DOI: 10.5176/2251-3809_LRPP17.8

Authors: Melvin LM Mbao


This paper interrogates some aspects of South Africa’s nascent constitutionalism, from the birth of constitutional democracy in 1994 to the present. The central pith of the paper is that South Africa’s transition to a non-racial, multiparty democracy --- which was almost universally acclaimed as a model of political rapprochement, seems to be imploding, with the centre not holding anymore. Evidence of this is everywhere including a torrent of virulent and scurrilous attacks on the integrity of the judiciary; wilful disobedience of court orders by the executive; undermining of institutions set up by the Constitution to safeguard democracy; increasingly violent service delivery protests and violent student protests under the #Fees must fall storming parliament in Cape Town and the Union Buildings in Pretoria, the citadel of political power in the country.

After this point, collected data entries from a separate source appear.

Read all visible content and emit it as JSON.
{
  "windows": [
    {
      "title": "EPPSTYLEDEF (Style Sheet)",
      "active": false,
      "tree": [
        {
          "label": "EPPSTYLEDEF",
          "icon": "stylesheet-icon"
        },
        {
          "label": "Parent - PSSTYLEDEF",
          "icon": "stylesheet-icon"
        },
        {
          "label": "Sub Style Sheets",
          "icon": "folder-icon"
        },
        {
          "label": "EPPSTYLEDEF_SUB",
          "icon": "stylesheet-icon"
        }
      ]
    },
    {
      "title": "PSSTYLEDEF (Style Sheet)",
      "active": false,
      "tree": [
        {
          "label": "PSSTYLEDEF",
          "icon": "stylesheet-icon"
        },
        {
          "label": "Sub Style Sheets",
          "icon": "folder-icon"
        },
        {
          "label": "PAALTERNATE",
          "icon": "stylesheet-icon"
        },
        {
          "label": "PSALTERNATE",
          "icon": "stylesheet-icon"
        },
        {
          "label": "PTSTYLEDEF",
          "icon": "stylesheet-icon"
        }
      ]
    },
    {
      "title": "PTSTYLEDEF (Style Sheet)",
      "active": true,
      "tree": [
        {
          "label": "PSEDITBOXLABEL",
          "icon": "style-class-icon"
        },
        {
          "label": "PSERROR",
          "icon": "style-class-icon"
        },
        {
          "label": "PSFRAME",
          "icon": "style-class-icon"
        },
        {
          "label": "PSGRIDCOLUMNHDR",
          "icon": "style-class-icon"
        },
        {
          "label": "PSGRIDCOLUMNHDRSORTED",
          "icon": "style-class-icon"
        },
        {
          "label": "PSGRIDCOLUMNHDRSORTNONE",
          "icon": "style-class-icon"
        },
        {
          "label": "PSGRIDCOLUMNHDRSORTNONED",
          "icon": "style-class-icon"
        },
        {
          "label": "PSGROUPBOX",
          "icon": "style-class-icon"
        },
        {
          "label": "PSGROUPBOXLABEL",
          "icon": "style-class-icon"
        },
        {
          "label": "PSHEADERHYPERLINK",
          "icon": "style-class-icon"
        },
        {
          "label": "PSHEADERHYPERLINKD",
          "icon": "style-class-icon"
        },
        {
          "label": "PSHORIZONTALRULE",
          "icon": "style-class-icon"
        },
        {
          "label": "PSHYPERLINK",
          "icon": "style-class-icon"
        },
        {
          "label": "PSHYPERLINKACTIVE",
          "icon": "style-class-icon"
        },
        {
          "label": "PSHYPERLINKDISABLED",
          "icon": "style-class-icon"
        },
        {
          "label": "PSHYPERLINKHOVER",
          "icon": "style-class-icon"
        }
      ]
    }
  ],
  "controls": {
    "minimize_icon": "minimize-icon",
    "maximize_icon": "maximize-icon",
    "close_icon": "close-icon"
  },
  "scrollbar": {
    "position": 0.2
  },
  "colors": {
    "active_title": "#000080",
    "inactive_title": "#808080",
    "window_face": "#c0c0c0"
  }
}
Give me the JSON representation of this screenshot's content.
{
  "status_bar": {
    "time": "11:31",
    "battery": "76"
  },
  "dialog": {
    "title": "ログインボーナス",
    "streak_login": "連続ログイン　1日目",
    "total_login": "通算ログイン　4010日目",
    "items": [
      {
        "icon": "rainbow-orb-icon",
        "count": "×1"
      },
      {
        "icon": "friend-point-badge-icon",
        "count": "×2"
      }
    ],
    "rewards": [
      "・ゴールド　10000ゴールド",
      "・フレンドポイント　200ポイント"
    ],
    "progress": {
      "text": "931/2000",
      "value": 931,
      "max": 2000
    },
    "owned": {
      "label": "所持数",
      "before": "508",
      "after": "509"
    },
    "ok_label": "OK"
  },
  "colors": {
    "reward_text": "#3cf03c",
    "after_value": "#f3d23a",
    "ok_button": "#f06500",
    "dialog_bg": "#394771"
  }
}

In the premises, South Africa’s ‘exceptionalism’ can no longer be taken for granted. In a sense, the country needs to recommit itself to the founding values of the 1994 constitutional project or compact, a new beginning animated by the ideals of constitutionalism, the rule of law and a supreme constitution.

Keywords: Accountability, Constitutionalism, constitutional democracy, the rule of law, the supremacy of the Constitution.